Published online by Cambridge University Press:  01 January 2008


T. W. J. Keady
Affiliation:
Agricultural Research Institute of Northern Ireland, Hillsborough, Co., Down BT26 6DR, Ireland Department of Agriculture and Rural Development for Northern Ireland, Newforge Lane, Belfast BT9 5PX, Ireland The Queen’s University of Belfast, Newforge Lane, Belfast BT9 5PX, Ireland
F. O. Lively
Affiliation:
Agricultural Research Institute of Northern Ireland, Hillsborough, Co., Down BT26 6DR, Ireland
D. J. Kilpatrick
Affiliation:
Department of Agriculture and Rural Development for Northern Ireland, Newforge Lane, Belfast BT9 5PX, Ireland The Queen’s University of Belfast, Newforge Lane, Belfast BT9 5PX, Ireland
B. W. Moss
Affiliation:
Department of Agriculture and Rural Development for Northern Ireland, Newforge Lane, Belfast BT9 5PX, Ireland The Queen’s University of Belfast, Newforge Lane, Belfast BT9 5PX, Ireland
Corresponding
E-mail address:

Abstract

A completely randomised design study involving 132 continental crossbred beef steers was undertaken to evaluate the effects of method of grain treatment and feed level, and grass silage feed value on animal performance, carcass characteristics and meat quality of beef cattle.
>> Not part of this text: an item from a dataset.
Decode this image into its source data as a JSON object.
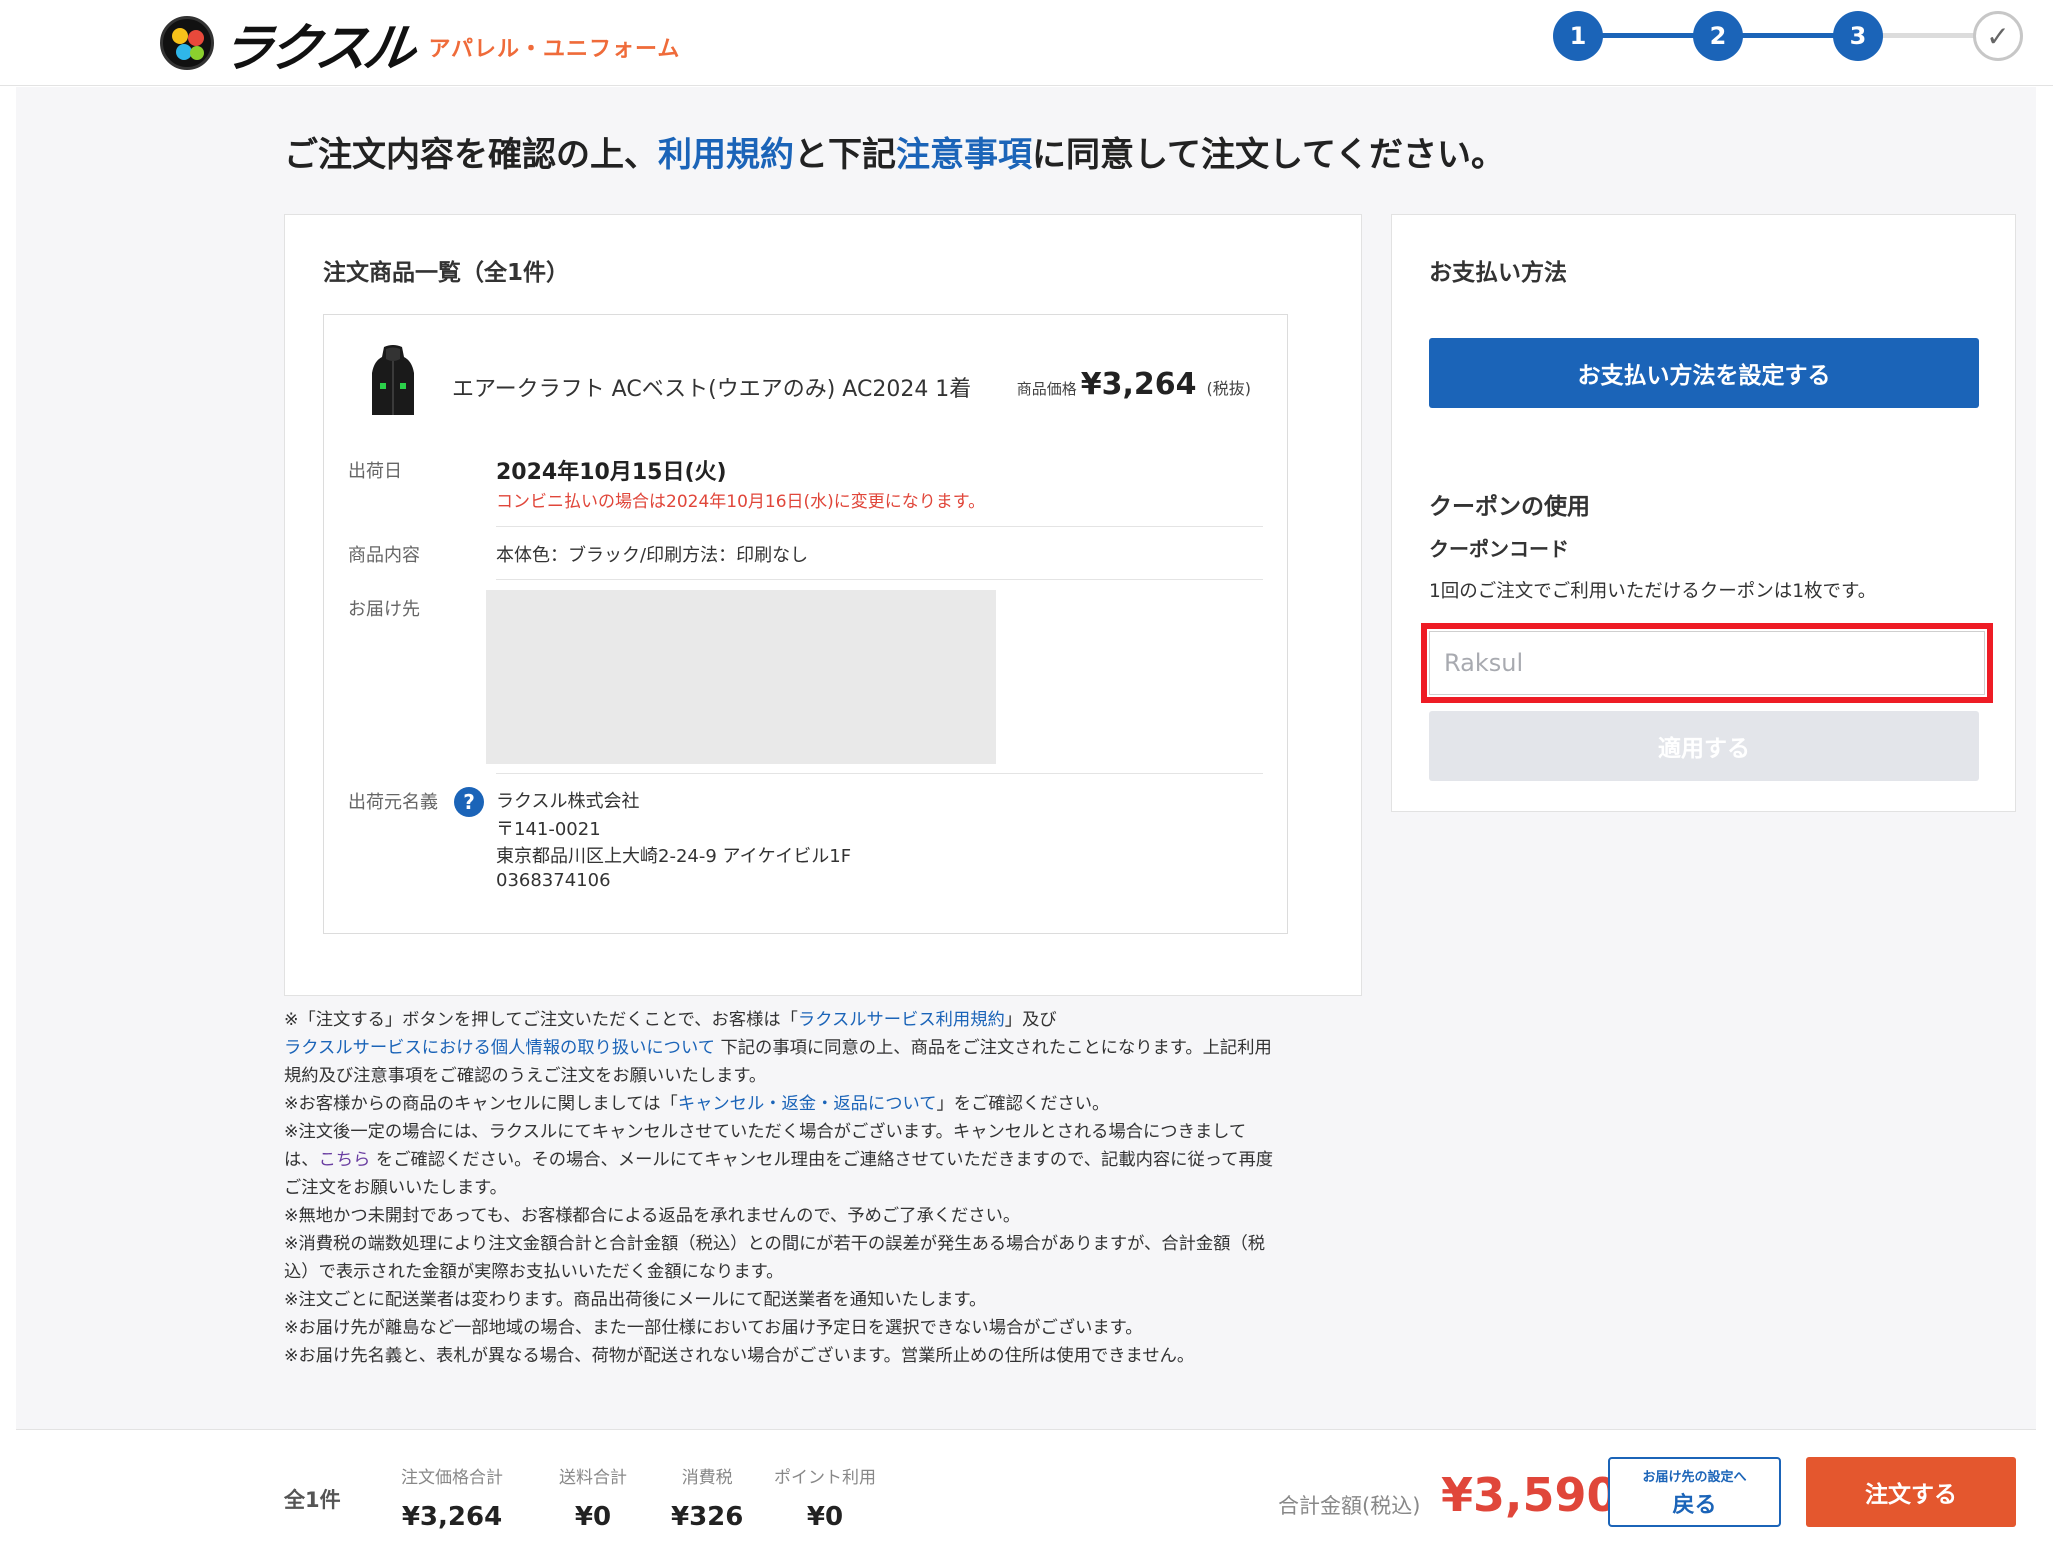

Winter wheat was harvested and the grain was stored either ensiled crimped and treated with 4.5 l/t of a proprietary acid-based additive (crimped), ensiled whole and treated with 20 kg feed-grade urea per t (urea) or stored conventionally in an open bin treated with 3 l propionic acid per t. Two grass silages, of contrasting feed value (L and H) were ensiled. For the conventional, crimped and urea treatments, grain dry matter (DM) concentrations were 802, 658 and 640 g/kg, respectively. For the L- and H-feed value silages, DM concentrations were 192 and 240 g/kg and D values were 671 and 730 g/kg DM, respectively. The silages were offered as the sole forage supplemented with either conventional, crimped or urea-treated grain-based concentrate at either 3.5 or 6.0 kg DM per steer per day. The grain supplement consisted of 850 and 150 g/kg DM of grain and citrus pulp, respectively. For the conventional, urea and crimped treatments, DM intakes were 8.85, 9.43 and 9.04 kg/day (standard error (s.e.) = 0.129); estimated carcass gains were 0.60, 0.55 and 0.61 kg/day (s.e. = 0.020), respectively. For the low- and high- feed value grass silages, estimated carcass gains were 0.56 and 0.61 kg/day (s.e. = 0.014), respectively. For the low and high grain feed levels, estimated carcass gains were 0.56 and 0.61 kg/day, respectively. Grain treatment, grain feed level or silage feed value did not alter (P > 0.05) meat quality, lean colour or fat colour. There were significant silage feed value × grain feed level interactions (P < 0.05) for final live weight (LW) and daily live-weight gain (DLWG). Increasing grain feed level increased final LW and DLWG when offered with the low-feed value silage, however, grain feed level had no effect on final LW or DLWG when offered with the high-feed value silage. It is concluded that urea treatment of grain increased silage intake and feed conversion ratio (kg DM intake per kg carcass) and tended to decrease carcass gain. Crimping provides a biologically equally effective method to store grain as conventional methods. Improving grass silage feed value had a greater impact on animal performance than increasing grain feed level by 2.4 kg DM per day.